Background: Saliva of patients with COVID-19 has a high SARS-CoV-2 viral load. The risk of spreading the virus is not insignificant, and procedures for reducing viral loads in the oral cavity have been proposed. Little research to date has been performed on the effect of mouthwashes on the SARS-CoV-2 virus, and some of their mechanisms of action remain unknown.

Methods: SARS-CoV-2 positive nasopharyngeal swabs measured by RT-PCR were used for virucidal activity in a 1:1 ratio, with an incubation time of 1 min. The solutions used in this study were: iodopovidone (8 mg); * D-limonene, a terpene extracted from citrus peels (0.3%); cetylpyridinium chloride (0.1%) (CPC); chlorhexidine gluconate (10%) (CHX); § a CPC (0.12%) and CHX (0.05%) containing formula; ** a formula containing essential oils; †† a CPC containing formula (0.07%); ‡‡ a D-limonene (0.2%) and CPC (0.05%) containing formula; §§ a solution containing sodium fluoride (0.05%) and CPC (0.075%); *** a solution containing CHX (0.12%) and; ††† a CHX (0.2%) containing formula. ‡‡‡ As a control reaction, saline solution or excipient solution (water, glycerin, citric acid, colorant, sodium citrate) was used.

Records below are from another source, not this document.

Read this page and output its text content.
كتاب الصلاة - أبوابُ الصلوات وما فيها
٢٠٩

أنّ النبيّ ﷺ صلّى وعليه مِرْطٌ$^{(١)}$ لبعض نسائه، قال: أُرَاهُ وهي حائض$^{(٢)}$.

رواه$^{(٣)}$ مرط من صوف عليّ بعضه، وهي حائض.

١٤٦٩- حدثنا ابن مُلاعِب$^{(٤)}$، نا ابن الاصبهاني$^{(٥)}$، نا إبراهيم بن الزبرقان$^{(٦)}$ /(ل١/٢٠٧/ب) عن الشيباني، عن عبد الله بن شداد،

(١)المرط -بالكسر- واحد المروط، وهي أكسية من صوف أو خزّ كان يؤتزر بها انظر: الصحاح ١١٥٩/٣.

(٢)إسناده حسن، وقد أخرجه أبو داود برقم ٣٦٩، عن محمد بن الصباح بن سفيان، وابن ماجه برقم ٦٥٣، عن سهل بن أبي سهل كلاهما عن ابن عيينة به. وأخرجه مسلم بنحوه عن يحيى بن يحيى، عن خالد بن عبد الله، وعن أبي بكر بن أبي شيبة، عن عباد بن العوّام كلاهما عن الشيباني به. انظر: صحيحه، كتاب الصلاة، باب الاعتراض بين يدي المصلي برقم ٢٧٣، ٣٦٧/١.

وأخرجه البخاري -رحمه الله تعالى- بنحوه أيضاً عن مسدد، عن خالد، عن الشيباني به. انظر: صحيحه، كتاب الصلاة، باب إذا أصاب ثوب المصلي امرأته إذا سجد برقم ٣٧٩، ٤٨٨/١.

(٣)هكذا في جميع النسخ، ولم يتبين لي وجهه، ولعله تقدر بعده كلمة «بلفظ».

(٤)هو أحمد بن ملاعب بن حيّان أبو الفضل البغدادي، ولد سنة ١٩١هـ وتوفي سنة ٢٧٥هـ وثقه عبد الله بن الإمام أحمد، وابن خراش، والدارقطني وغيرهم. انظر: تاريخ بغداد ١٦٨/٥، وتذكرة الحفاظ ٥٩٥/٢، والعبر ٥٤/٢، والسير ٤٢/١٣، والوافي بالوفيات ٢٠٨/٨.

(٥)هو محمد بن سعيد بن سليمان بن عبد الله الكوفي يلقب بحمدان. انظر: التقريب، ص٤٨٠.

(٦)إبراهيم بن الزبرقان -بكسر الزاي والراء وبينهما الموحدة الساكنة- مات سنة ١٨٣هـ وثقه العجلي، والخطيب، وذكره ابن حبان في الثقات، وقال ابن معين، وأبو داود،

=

Conclusion: Within the limitations of this study, we can conclude that a mouthwash containing both D-limonene and CPC reduced the virucidal activity in about 6 logs (>99.999% reduction). Hence, establishing a clinical protocol for dentists is suggested, where all patients to be treated rinse pre-operatively with a mouthwash containing both D-limonene and CPC to reduce the likelihood of infection with SARS-CoV-2 for dentists. This is a relatively inexpensive way to reduce viral transmission of SARS-CoV-2 from infected individuals within the community. It is also a simple way to decrease infections from asymptomatic and pre-symptomatic patients.

Keywords: COVID-19; CPC; D-limonene; SARS-CoV-2; antiseptic; mouthwash; viral load; virucidal activity.